I loved Zihua (as it is called by the syllabically challenged), and not just because I enjoyed a month of 85 degree days with no rain, few clouds and not a single mosquito. And not just because it is a fish-eater’s paradise, where, when you ask a chef how fresh the catch is, he tells you whether it was hooked that morning, afternoon, or evening. And not just because of its spectacularly beautiful bay, a large near-perfect circle with one small arc opening out into the Pacific.
What struck me most, and what will keep me going back, are the kind, fun, welcoming people of Zihua. It’s a community of people who love where they live, and even just passing through, you feel that in dozens of interactions every day. In fact, the social spirit of Zihua reminded me of what I loved most about the Tuscan villages I used to visit in the 1980’s, where the quality of a day was measured by the many small human exchanges that filled it.
I was alone in Zihua for two weeks before being joined by my partner, Toney, but despite my limited Spanish, I never felt lonely or estranged, and I seldom went an hour without someone engaging me in a friendly conversation in whatever combination of languages we could splice together. On the day we left, it took us two hours to make the rounds of the village saying goodbye to new friends.
I suspect what keeps the local spirit alive in Zihua is that, unlike other beach vacation spots I have visited, the local population remains in control. Virtually all the small hotels (there are no large ones), restaurants and shops are still owned and staffed by Zihuans. On any given winter afternoon, at least half of the people swimming, fishing, basking or jogging on the beach are local residents. For the most part, Zihuans still set the tone, the pace, and the menu (the exception being a noticeable incursion of pizza). And fellow tourists seem to be a self-selected group who return year after year because they like it that way.

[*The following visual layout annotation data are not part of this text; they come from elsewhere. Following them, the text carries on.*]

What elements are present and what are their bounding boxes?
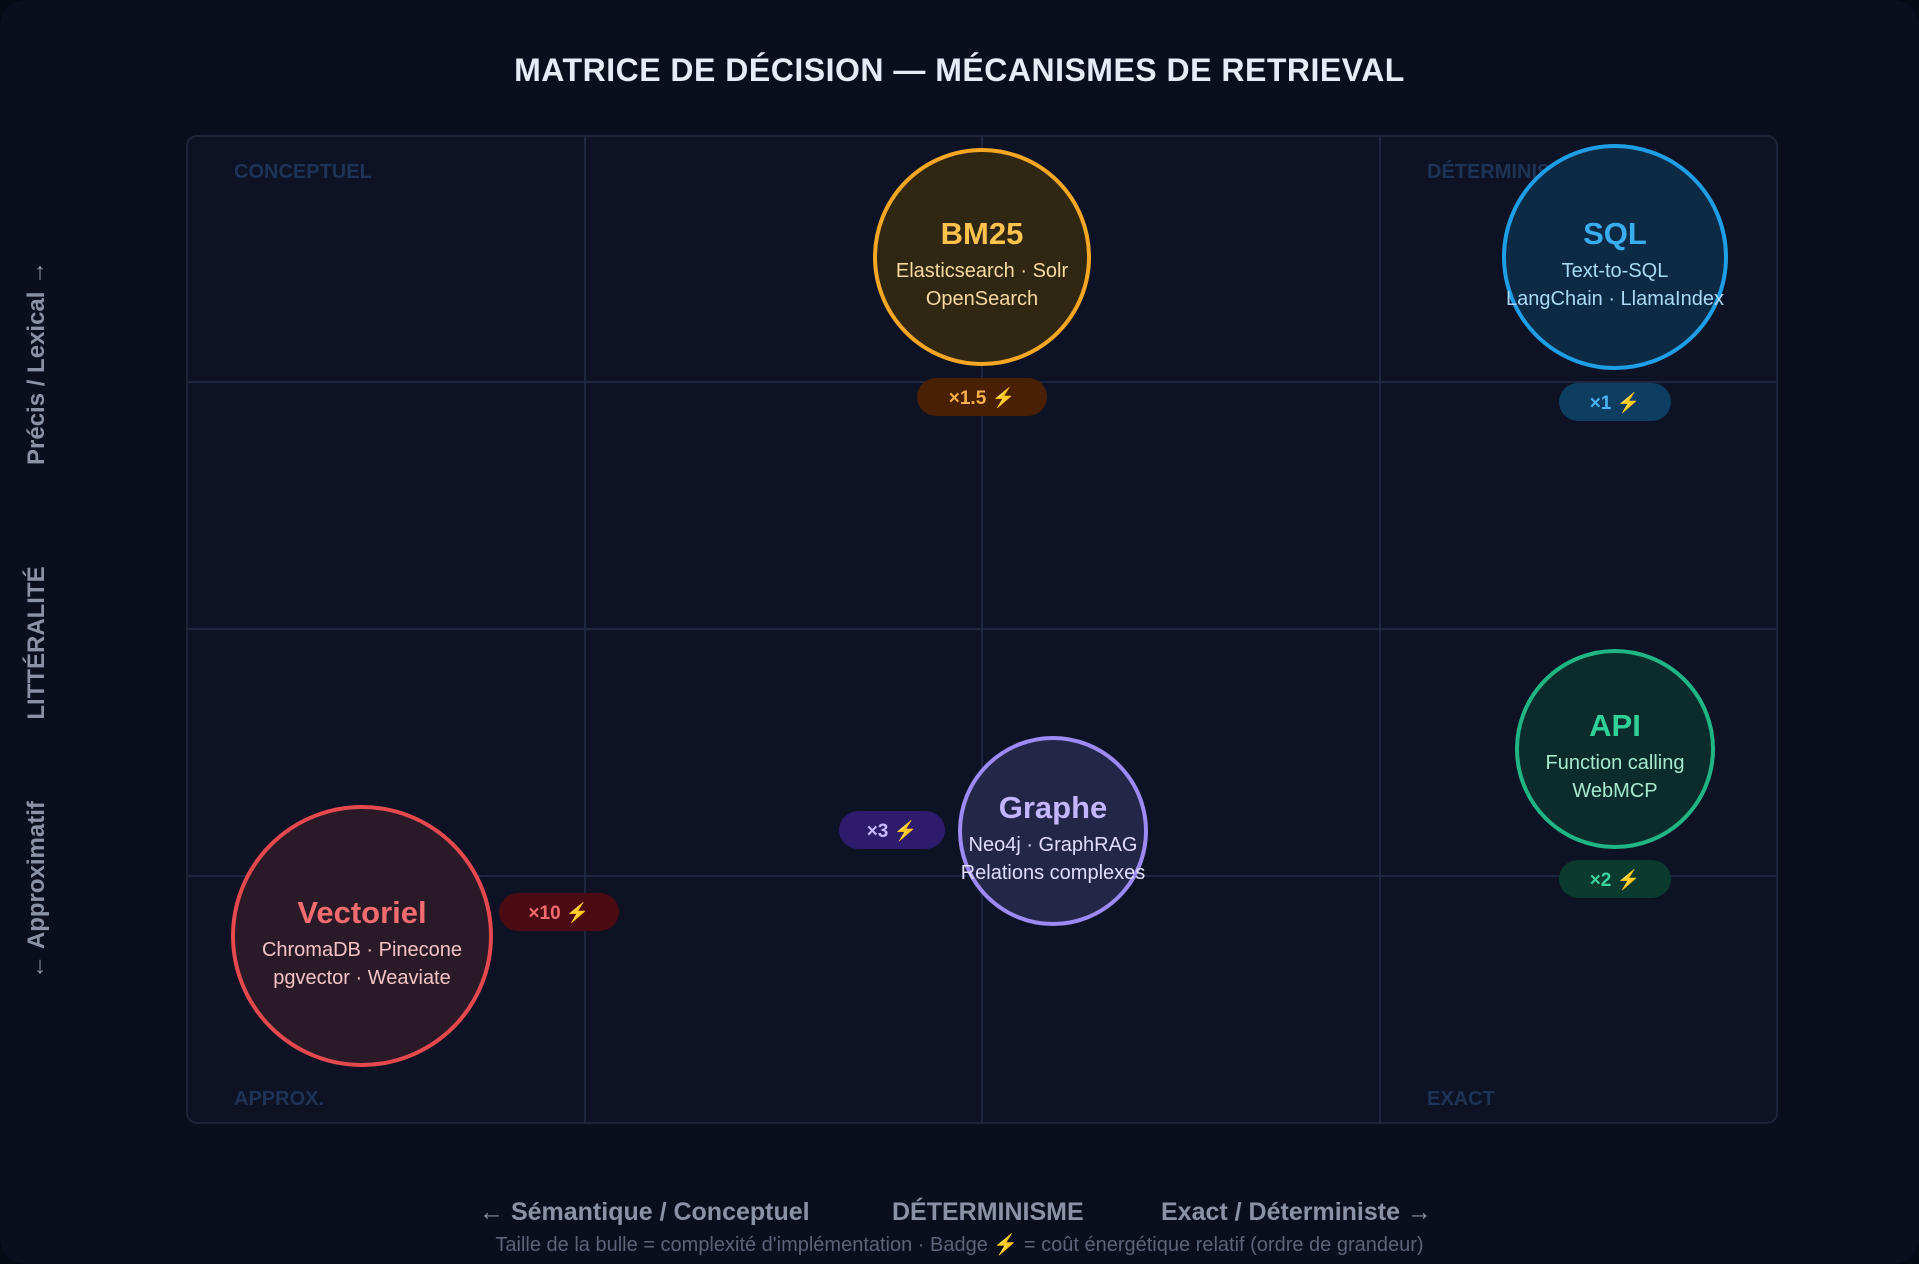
bubble-api-circle	[1515, 649, 1715, 849]
bubble-sql-title: SQL	[1583, 216, 1647, 251]
bubble-graphe: Graphe Neo4j · GraphRAG Relations complexe…	[839, 736, 1148, 926]
x-axis-label-middle: DÉTERMINISME	[892, 1198, 1084, 1226]
bubble-graphe-badge	[839, 811, 945, 849]
bubble-bm25-line2: OpenSearch	[926, 288, 1038, 310]
bubble-graphe-line1: Neo4j · GraphRAG	[969, 834, 1138, 856]
corner-label-bottom-left: APPROX.	[234, 1088, 324, 1110]
page-title: MATRICE DE DÉCISION — MÉCANISMES DE RETR…	[514, 52, 1405, 88]
y-axis-label-bottom: ← Approximatif	[23, 801, 50, 979]
bubble-sql-circle	[1502, 144, 1728, 370]
bubble-vectoriel-badge	[499, 893, 619, 931]
bubble-sql-line2: LangChain · LlamaIndex	[1506, 288, 1724, 310]
bubble-vectoriel-line2: pgvector · Weaviate	[273, 967, 451, 989]
x-axis-label-left: ← Sémantique / Conceptuel	[479, 1198, 810, 1226]
bubble-bm25-title: BM25	[941, 216, 1024, 251]
bubble-sql-badge	[1559, 383, 1671, 421]
bubble-api-badge	[1559, 860, 1671, 898]
bubble-vectoriel-badge-label: ×10 ⚡	[528, 901, 589, 924]
bubble-vectoriel-line1: ChromaDB · Pinecone	[262, 939, 462, 961]
y-axis-label-middle: LITTÉRALITÉ	[23, 566, 50, 720]
bubble-graphe-line2: Relations complexes	[961, 862, 1146, 884]
bubble-bm25: BM25 Elasticsearch · Solr OpenSearch ×1.5 ⚡	[873, 148, 1091, 416]
bubble-api-line2: WebMCP	[1572, 780, 1657, 802]
bubble-graphe-badge-label: ×3 ⚡	[867, 819, 918, 842]
bubble-api-title: API	[1589, 708, 1641, 743]
y-axis-label-top: Précis / Lexical →	[23, 260, 50, 465]
bubble-graphe-title: Graphe	[999, 790, 1108, 825]
corner-label-top-left: CONCEPTUEL	[234, 161, 372, 183]
bubble-bm25-line1: Elasticsearch · Solr	[896, 260, 1069, 282]
corner-label-bottom-right: EXACT	[1427, 1088, 1495, 1110]
bubble-sql-line1: Text-to-SQL	[1562, 260, 1669, 282]
bubble-bm25-badge-label: ×1.5 ⚡	[949, 386, 1015, 409]
bubble-sql: SQL Text-to-SQL LangChain · LlamaIndex ×1 ⚡	[1502, 144, 1728, 421]
bubble-graphe-circle	[958, 736, 1148, 926]
bubble-api-line1: Function calling	[1546, 752, 1685, 774]
bubble-api-badge-label: ×2 ⚡	[1590, 868, 1641, 891]
bubble-sql-badge-label: ×1 ⚡	[1590, 391, 1641, 414]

I could go on and on, but suffice it to say, I have already booked a Zihua stay for next winter and registered for online Spanish lessons. My only regret is having returned home in time for the ice storm.
Thanks again for making my winter,
Le Anne
Le Anne Schreiber, who is a longtime local resident, is a well-known author and journalist. She was the first female sports editor for The New York Times (and later deputy editor of New York Times Book Review). Le Anne is also the author of two acclaimed memoirs: Midstream and Light Years. She recently finished a 2-year stint with ESPN, serving as their (very popular) ombudsman.












I remember Zihuatanejo as the rendezvous for Andy(Tim Robbins) and Red (Morgan Freeman), in the movie”Shawshank Redemption”. Andy’s dream was to spend the rest of his life “in a warm place with no memory”.